Guidelines for Plugin Creation
UBot Studio, as it stands, is the most powerful web automation tool on the internet. With the ability to add plugins, its power is only limited by the creativity of its contributors. A UBot Studio plugin is a class library (a .dll) that expands the functionality of UBot Studio, usually by adding commands and functions.
UBot Studio plugins are written in C#, or alternatively, Visual Basic.Net. If you do not yet know either of these languages, you can learn C# here. If you are already comfortable with C#, then you are ready to start creating plugins: Plugin Development.
By adding functionality, you have increased the potential power of UBot Studio. Chances are good that if your plugin is of good quality, other people will benefit from it as well. By contributing to the UBot Union, UBot’s open source initiative, you will receive status, admiration, and respect from the larger community of UBot users and creators. You may also be eligible for various perks provided either by the community, or the UBot team.
While we strongly encourage participation in the UBot Union, we do also allow for the sale of plugins as well.
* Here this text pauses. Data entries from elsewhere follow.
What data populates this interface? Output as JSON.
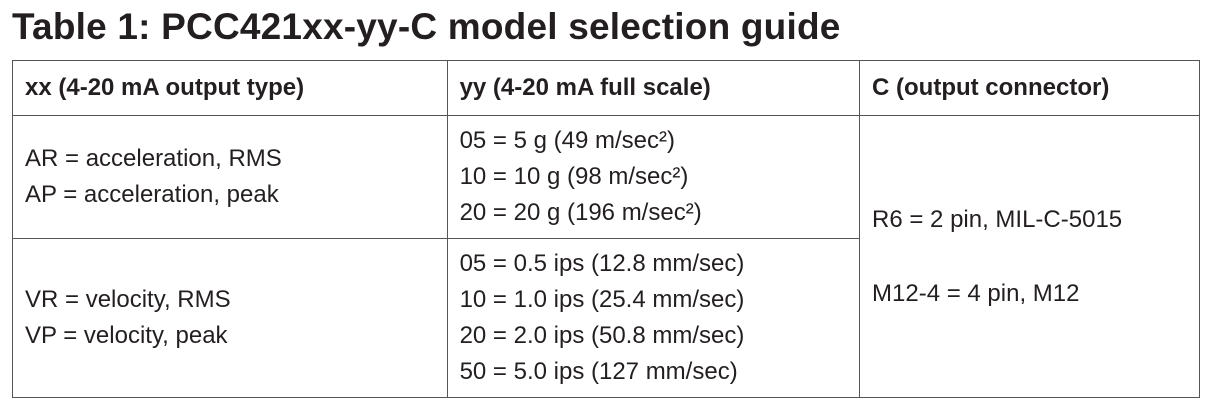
{
  "title": "Table 1: PCC421xx-yy-C model selection guide",
  "table": {
    "headers": [
      "xx (4-20 mA output type)",
      "yy (4-20 mA full scale)",
      "C (output connector)"
    ],
    "rows": [
      {
        "output_type": [
          "AR = acceleration, RMS",
          "AP = acceleration, peak"
        ],
        "full_scale": [
          "05 = 5 g (49 m/sec²)",
          "10 = 10 g (98 m/sec²)",
          "20 = 20 g (196 m/sec²)"
        ]
      },
      {
        "output_type": [
          "VR = velocity, RMS",
          "VP = velocity, peak"
        ],
        "full_scale": [
          "05 = 0.5 ips (12.8 mm/sec)",
          "10 = 1.0 ips (25.4 mm/sec)",
          "20 = 2.0 ips (50.8 mm/sec)",
          "50 = 5.0 ips (127 mm/sec)"
        ]
      }
    ],
    "connector": [
      "R6 = 2 pin, MIL-C-5015",
      "M12-4 = 4 pin, M12"
    ]
  }
}
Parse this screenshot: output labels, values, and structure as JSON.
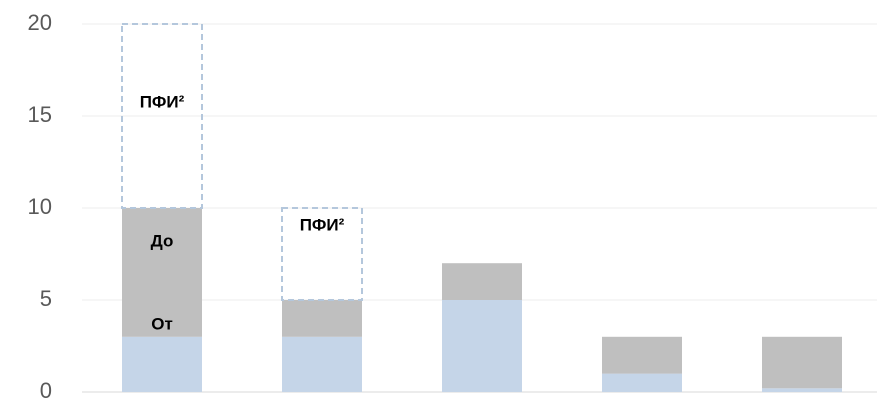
{
  "chart_data": {
    "type": "stacked_bar",
    "categories": [
      null,
      null,
      null,
      null,
      null
    ],
    "series": [
      {
        "name": "От",
        "color": "#c5d5e8",
        "values": [
          3,
          3,
          5,
          1,
          0.2
        ]
      },
      {
        "name": "До",
        "color": "#bfbfbf",
        "values": [
          7,
          2,
          2,
          2,
          2.8
        ]
      },
      {
        "name": "ПФИ²",
        "color": "#b4c7dc",
        "style": "dashed",
        "values": [
          10,
          5,
          null,
          null,
          null
        ]
      }
    ],
    "ylim": [
      0,
      20
    ],
    "yticks": [
      0,
      5,
      10,
      15,
      20
    ],
    "grid": true
  }
}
If a plugin is particularly appealing, the UBot team may make an offer to buy the plugin outright, to then offer for free to the community. Otherwise, you may purchase a license to sell your plugin to the community.
When you create a UBot Studio plugin, at first, installing it in UBot Studio will result in a nag screen every time you use it. To get rid of the nag, you must get a plugin key. Plugin keys exist to help us control the quality of plugins that are created for UBot Studio.
If you plan to contribute to the UBot Union, plugin keys are free. Simply contact support with your plugin idea and they will guide you on how to create it. If you plan to create a commercial plugin, contact support with your plugin idea and they will either make an offer to buy your plugin, or give you the price of the development key for your project.
Plugin Quality Standards
It is very important that UBot commands and functions maintain a very high level of quality, and this is a standard that must extend to plugin commands and functions as well. Plugin developers should have a solid understanding of C# and object oriented programming. An understanding of software usability is also important.
Before starting on a new open source plugin, check to see if your idea already exists in some form . If it does, you may contribute to the existing plugin to increase its code quality, or perhaps add new features to it. If no similar plugins exist, you are free to create your own.
Commands and functions should be given names that are as short as possible, but descriptive of the command in a way that lets the user understand what it does without further documentation. I’ll note that this is often easier said than done, and can require very deliberate thought, and possibly the mental contribution of colleagues as well. Taking your time on this pays off. The name “sort” is less effective than “sort table”, but the name “sort table rows and columns” is probably unnecessary, as the “rows and columns” part is probably inferred by the end user.
Parameters should be named with the same rigor as the command and function names themselves. Parameters are generally one or two words, but if more explanation is needed, 3, 4, or 5 words can be used. As a matter of convention, all commands and functions should be named in all lower case. Parameters should be labeled in title case (with the first letter of each word capitalized).
Plugins should strive to get the most done with the fewest number of commands/functions, but commands/functions should try to strive for the fewest number of parameters. Commands/functions should also clearly accomplish one goal or concept.
For example if you wanted to create a plugin to play various system sounds, it would be unwieldy to have a command for each, such as “play beep sound”, “play asterisk sound”, “play hand sound”. It is better to create a single command called “play system sound” that uses a drop down box as a parameter to choose which sound you wish to play. It would, however, be confusing to use the same command to also play sounds based on wave files. Instead, create another command with a single “File” parameter. You might be tempted to name the second command “play custom sound” to juxtapose it from the other command, but simply naming it “play sound” is probably better.
Commands and functions should try to solve as many problems as possible. If a commands only addresses one specific issue for one specific script or website, it is not as good as a command that can be used in a variety of scripts and situations. If your commands idea only solves one problem, try to think of how you might adapt it to solve multiple problems. Keep in mind that each new command adds to the learning curve of the software and makes uScript more cluttered and confusing. Adding a new command or function means that its level usefulness must justify its adding to the learning curve.
Important Points to Keep in Mind
1) When you release a paid plugin to the community, in your support ticket request for the plugin key, you must specify the entire feature set of that plugin. It is important when you purchase your plugin that you do not then add to the plugin in substantial ways, besides bug fixes.
2) Please remember to use the API's UBotVersion property if you are adding any features that relate to current UBot Studio features which are only functional in Professional or Developer. As an example, if you are expanding on the whitelabeling feature, this command should only be available to users of the Developer Edition.